After it calls printf for when m is 0, then it will return from that 'count' call, (Back to where m was equal to 1), and then it will call the printf when m is 1, and then when m is 2, .....
So the output should be:
"0 1 2 3 4 5 6 7 8 9 10"
EDIT:
In terms of a stack:
This is what the stack is doing:
count(10) // push count(10)
->
count(9) // push count(9)
count (10)
->
...
->
count(0) // push count(0)
count(1)
count(2)
count(3)
count(4)
count(5)
count(6)
count(7)
count(8)
count(9)
count(10)
-> (and then it starts printing and popping the method off the stack)
// pop count(0), and printf(0)
count(1)
count(2)
count(3)
count(4)
count(5)
count(6)
count(7)
count(8)
count(9)
count(10)
->
// pop count(1), and printf(1)
count(2)
count(3)
count(4)
count(5)
count(6)
count(7)
count(8)
count(9)
count(10)
->
...
->
// pop count(9), and printf(9)
count(10)
->
// pop count(10), and printf(10)
When a function is called the return address (of the next code to execute) is stored on the stack along with its current arguments. Once the function finishes the address and arguments are popped so the cpu will know where to continue its code execution.

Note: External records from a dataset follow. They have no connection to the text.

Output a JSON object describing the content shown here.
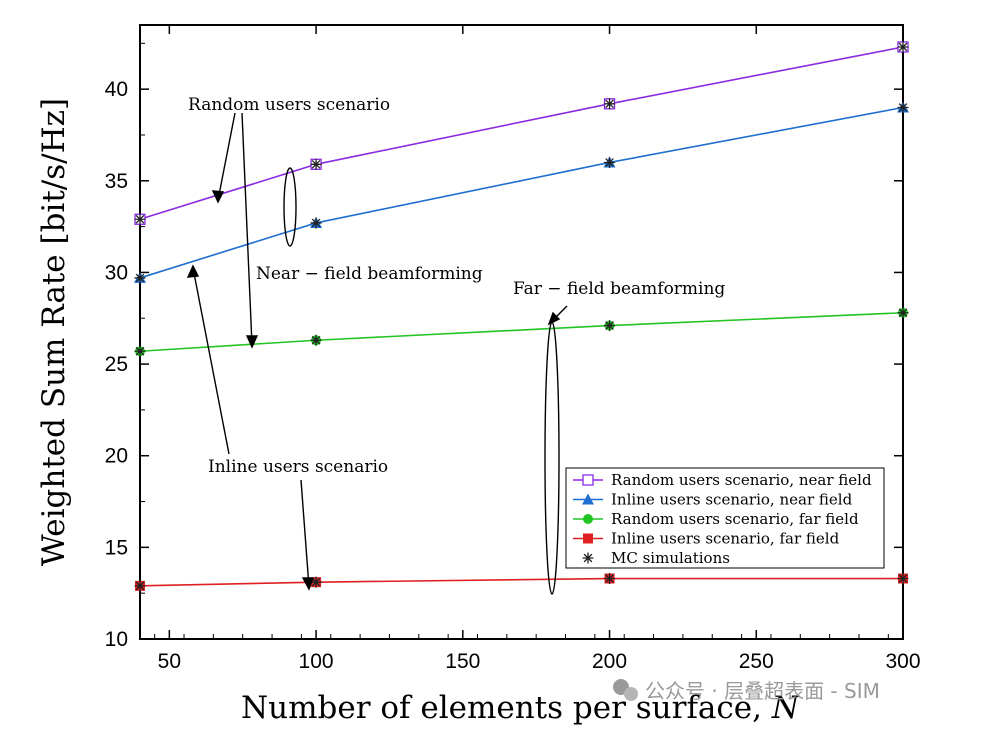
{
  "chart_data": {
    "type": "line",
    "title": "",
    "xlabel": "Number of elements per surface, ",
    "xlabel_var": "N",
    "ylabel": "Weighted Sum Rate [bit/s/Hz]",
    "xlim": [
      40,
      300
    ],
    "ylim": [
      10,
      43.5
    ],
    "xticks": [
      50,
      100,
      150,
      200,
      250,
      300
    ],
    "yticks": [
      10,
      15,
      20,
      25,
      30,
      35,
      40
    ],
    "x": [
      40,
      100,
      200,
      300
    ],
    "series": [
      {
        "name": "Random users scenario, near field",
        "color": "#8a2be2",
        "marker": "open-square",
        "values": [
          32.9,
          35.9,
          39.2,
          42.3
        ]
      },
      {
        "name": "Inline users scenario, near field",
        "color": "#1f6fd1",
        "marker": "triangle",
        "values": [
          29.7,
          32.7,
          36.0,
          39.0
        ]
      },
      {
        "name": "Random users scenario, far field",
        "color": "#22c322",
        "marker": "circle",
        "values": [
          25.7,
          26.3,
          27.1,
          27.8
        ]
      },
      {
        "name": "Inline users scenario, far field",
        "color": "#e02020",
        "marker": "square",
        "values": [
          12.9,
          13.1,
          13.3,
          13.3
        ]
      }
    ],
    "mc_legend": "MC simulations",
    "grid": false,
    "legend_position": "bottom-right",
    "annotations": {
      "random": "Random users scenario",
      "inline": "Inline users scenario",
      "near": "Near − field beamforming",
      "far": "Far − field beamforming"
    }
  },
  "watermark": "公众号 · 层叠超表面 - SIM"
}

Let's write the addresses of the function (for the purpose of this example only)
count(int m)
{
(address = 100) if(m>0)
(address = 101) count(m-1); // now it is calling the method "count" again, except m is one less
(address = 102) printf("%d",m);
}
For m = 1:
The if is fullfield so we execute code at address 101 with m = 1. address 102 and m = 1 are pushed to the stack and the function is executed again from address 100 with m = 0. Since m = 0 we execute address 102 and printing 0 on console. The function ends and the last return address (102) and argument m = 1 are popped and the line at address 102 is executed printing 1 on the screen.
The function count is called with an integer argument of 10.
Since the function argument m which is 10 is greater than 0 the function count calls itself with an integer argument of m which is 10 minus 1 which equals 9.
Step 2 repeats with varying arguments (m-1) until m is not greater than 0 and which point the program prints the value of m.
The recursive function just modifies the parameter given to it and calls itself with that modified value until the desired result is returned (in this case m not being greater than 0).
Each number refers to the line number.
#include<stdio.h>
count(int);
main()
{
1int x=10,z;
2count(x);
}
count(int m)
{
3if(m>0)
4 count(m-1);
5printf("%d",m);
}
The execution happens like this(with x=3) -
line number|value of x
1 3
2 3
3 3
4 2
3 2
4 1
3 1
4 0
5 0
5 1
5 2
5 3
Numbers printed on the screen 0 1 2 3
If you want a more specific answer, then you have to look into how compilers work. But generally speaking the compiler will create machine code for the function that includes a preamble, in this code enough memory is allocated on the stack (by decrementing a stack pointer) that a copy of the functions variables can be placed on the stack (we can store the state of the function).
The function will have values stored in registers and memory and these must be stored on the stack for each (recursive) call, otherwise the new call will overwrite the precious data!. So very basically the machine code looks like this (pseudo code)
//store m on the stack
store m,stack_pntr+m_offset
//put input values in designated register
a0 = m
//allocate memory on the stack
stackPntr -= stack_size_of(count_vars)
//store return address in allocated register
//jump to the first instruction of count
.
.
By changing some data used for computation we can go back and read the same instructions again and get a different result. The abstraction of recursive function allows us to manipulate the data we want to change in a nice "call by value" way so that we don't overwrite it unintentionally.
This is done by the compiler when it stores the state of the calling function on the stack so we don't have to manually store it.